By Ivoree Svoboda and Mamadou Ndiaye
On Thurs., Sept. 28, Colonel Diane Ryan, the inaugural speaker for the Frances Hesselbein Forum Lecture Series, met with students of the Johnson Institute’s Leadership Portfolio Program for a Q&A session. Col. Ryan is an esteemed veteran who has moved up the ranks of the US Army serving 29 years before moving into academic roles. She spent the last nine years as a faculty member and senior administrative leader at the United States Military Academy at West Point (USMA). There Col. Ryan was instrumental at implementing programming and coursework with a focus on civic engagement. She also sponsored Cadet Simone Askew, the first African American woman to hold the highest student position of First Captain at the United States Military Academy. Col. Ryan has recently transitioned to being the Associate Dean for Programs and Administration at the Johnathan M. Tisch College of Civic Life, Tufts University. Her research interests include empowerment, diversity and innovation, and attitudes toward social change.
It is no coincidence that she was chosen to speak as the inaugural lecturer for the Frances Hesselbein Forum. Col. Ryan encapsulates the ideals of Mrs. Hesselbein and as she spoke, you could immediately sense her deep sense of admiration for Mrs. Hesselbein. Later during her inaugural speech, there was a video introduction by Frances Hesselbein, where she called Col. Ryan “unequivocally one of the finest people I’ve ever met.” This being said by Mrs. Hesselbein, who has had audiences with presidents, army generals and many other decorated individuals across the globe, speaks volumes to the character of Col. Ryan. Many of Col. Ryan’s ideals are a direct correlation of the values she has adopted from Mrs. Hesselbein.
In the Q&A students asked questions concerning how to prepare for their career path and the attributes it takes to be an exemplary leader. Col. Ryan met their questions with both personal insight and anecdotes detailing her own challenges and triumphs in what she describes as her "leadership journey." She told students that her journey into her career was “unplanned” or “non-traditional.” Often, she would take opportunities as they presented but not necessarily that she had sought out. She partially accredits her willingness to take these chances to viewing the PBS series “The Power of Myth.”

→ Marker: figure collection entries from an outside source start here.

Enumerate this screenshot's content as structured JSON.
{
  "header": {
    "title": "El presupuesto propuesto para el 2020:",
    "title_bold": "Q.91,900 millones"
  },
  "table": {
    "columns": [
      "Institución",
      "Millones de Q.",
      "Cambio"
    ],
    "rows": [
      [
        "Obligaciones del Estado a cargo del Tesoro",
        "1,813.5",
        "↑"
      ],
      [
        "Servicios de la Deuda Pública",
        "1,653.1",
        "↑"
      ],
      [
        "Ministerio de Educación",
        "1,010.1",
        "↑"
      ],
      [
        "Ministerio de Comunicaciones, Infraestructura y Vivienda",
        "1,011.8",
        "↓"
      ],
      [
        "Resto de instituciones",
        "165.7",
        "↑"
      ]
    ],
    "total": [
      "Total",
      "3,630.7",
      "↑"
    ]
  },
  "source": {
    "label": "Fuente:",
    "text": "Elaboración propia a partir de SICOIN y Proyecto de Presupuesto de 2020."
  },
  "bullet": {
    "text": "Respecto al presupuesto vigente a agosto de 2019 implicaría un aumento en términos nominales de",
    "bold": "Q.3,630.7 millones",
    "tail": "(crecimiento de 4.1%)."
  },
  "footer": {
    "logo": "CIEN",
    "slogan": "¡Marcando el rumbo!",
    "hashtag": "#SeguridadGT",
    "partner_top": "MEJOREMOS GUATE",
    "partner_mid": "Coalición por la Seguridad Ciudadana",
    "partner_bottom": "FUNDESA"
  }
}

“You have to let go of the life you have planned to have the life you have waiting for you” said Col. Ryan when quoting Joseph Campbell, a renowned philosopher and speaker. She described her journey as a series of “luck meets preparation and opportunity” and encouraged students to take opportunities that present themselves even if they are not along their plan. Students also asked how she survived and exceled in these various opportunities, especially when placed in challenging circumstances such as “filling in a gap” she was untrained for, and how she combated feelings of doubt from herself or peers. Col. Ryan suggested the following:
Find the best mentors. A great mentor can help you learn the systems of the organization quickly.
Network with the right people. Then develop relationships that can be mutually beneficial.
Volunteer and participate in key roles that will increase your knowledge and can escalate your position.
Through the discussion Col. Ryan emphasized the value of challenging yourself to new opportunities, while forging meaningful relationships along the way.